How FINCEN regulations affects cloud based solutions in payment tech.
Just a few weeks ago, the Financial Crimes Enforcement Network (FINCEN) released a ruling about the applicability of the payment processor exception to a Bitcoin based company.
As a little background, generally any company that transfers value between one party and another (or from one location to another) is deemed a money transmitter and subject to applicable regulatory controls. There is an exception for “payment processors” who merely process payments on behalf of merchants [See (5)(ii)(B) ].
In the recent ruling, the company requesting clarification wanted to accept remittance in U.S. Dollars from presumably U.S. customers of Latin American hotels and send those hotels the commensurate value in bitcoin. The company argued they fell under the payment processor exception. FINCEN disagreed. Without going into to much detail, the basis of the ruling was that for the payment processor exemption to apply, the “payment processor exemption to apply, the entity must use a clearance and settlement system that intermediates solely between BSA regulated institutions.” (BSA is the Bank Secrecy Act).

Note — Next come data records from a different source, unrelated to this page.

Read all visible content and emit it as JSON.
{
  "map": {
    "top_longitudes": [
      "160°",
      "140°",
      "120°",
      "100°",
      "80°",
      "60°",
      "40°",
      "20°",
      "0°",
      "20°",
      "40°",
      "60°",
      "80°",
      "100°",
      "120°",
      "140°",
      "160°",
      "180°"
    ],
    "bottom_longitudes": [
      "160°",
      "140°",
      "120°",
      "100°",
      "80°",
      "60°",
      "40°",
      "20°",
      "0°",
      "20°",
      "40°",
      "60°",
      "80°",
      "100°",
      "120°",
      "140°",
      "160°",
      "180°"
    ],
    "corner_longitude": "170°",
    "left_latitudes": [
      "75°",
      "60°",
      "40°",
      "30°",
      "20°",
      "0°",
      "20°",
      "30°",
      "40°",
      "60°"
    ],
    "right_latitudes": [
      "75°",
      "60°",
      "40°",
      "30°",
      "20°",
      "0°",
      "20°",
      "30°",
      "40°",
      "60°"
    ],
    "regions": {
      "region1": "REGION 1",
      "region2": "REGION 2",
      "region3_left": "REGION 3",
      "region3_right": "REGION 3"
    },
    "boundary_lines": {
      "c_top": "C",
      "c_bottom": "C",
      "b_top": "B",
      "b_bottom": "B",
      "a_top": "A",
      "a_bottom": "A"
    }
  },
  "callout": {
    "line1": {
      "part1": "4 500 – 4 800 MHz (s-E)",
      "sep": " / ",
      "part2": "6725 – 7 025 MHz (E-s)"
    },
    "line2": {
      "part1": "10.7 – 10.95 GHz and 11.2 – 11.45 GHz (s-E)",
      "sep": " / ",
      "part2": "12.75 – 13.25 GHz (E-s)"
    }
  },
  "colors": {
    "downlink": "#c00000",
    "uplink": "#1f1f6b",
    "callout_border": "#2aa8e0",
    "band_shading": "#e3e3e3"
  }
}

While this is bad for the company that requested the ruling, it’s even worse for the Bitcoin community at large. Why?
[Disclaimer, the following is not to be construed as legal advice and s not meant to pick on Blockchain.info. I’m a customer of blockchain.info and use their API to facilitate transactions for my privacy preserving disposable email service 1ncemail.]
Blockchain.info offers a very simple API that allows merchants to accept bitcoin on their websites and integrate such into their shopping cart or other systems. The API works like many other payment processors in that when money is received it makes a call to a URL on the merchant’s server indicating payment has been received. The merchant then appropriately credits the customer’s account.
The problem (from a regulatory perspective) is that Blockchain.info’s API generates a payment transaction wallet to accept payment for the merchant and then forwards that payment on to the merchant’s wallet. In that respect, Blockchain.info is moving value from one person (the consumer) to another (the merchant) and they can’t rely on the payment processor exception because they are going through BSA regulated entities to send value to the merchant.
Now, of course, if Blockchain.info provided the same functionality of the API in software the merchant downloaded and installed on their own servers, there wouldn’t be an issue, because they are merely providing software, not facilitating the actual transmission. I would say the API could provide the primary function (monitoring a transaction wallet address for payment and calling a URL) without running afoul of the regulations. But because Blockchain.info has control of that intermediary wallet, they are in fact a money transmitter, for the purposes of the regulations.
I actually think this ruling might be a prelude to FINCEN considering miners as money transmitters. And I hesitate to suggest, if someone presented the Bitcoin system in the abstract (without reference Bitcoin) to FINCEN asking for clarification if miners were money transmitters, they would unquestionably say yes.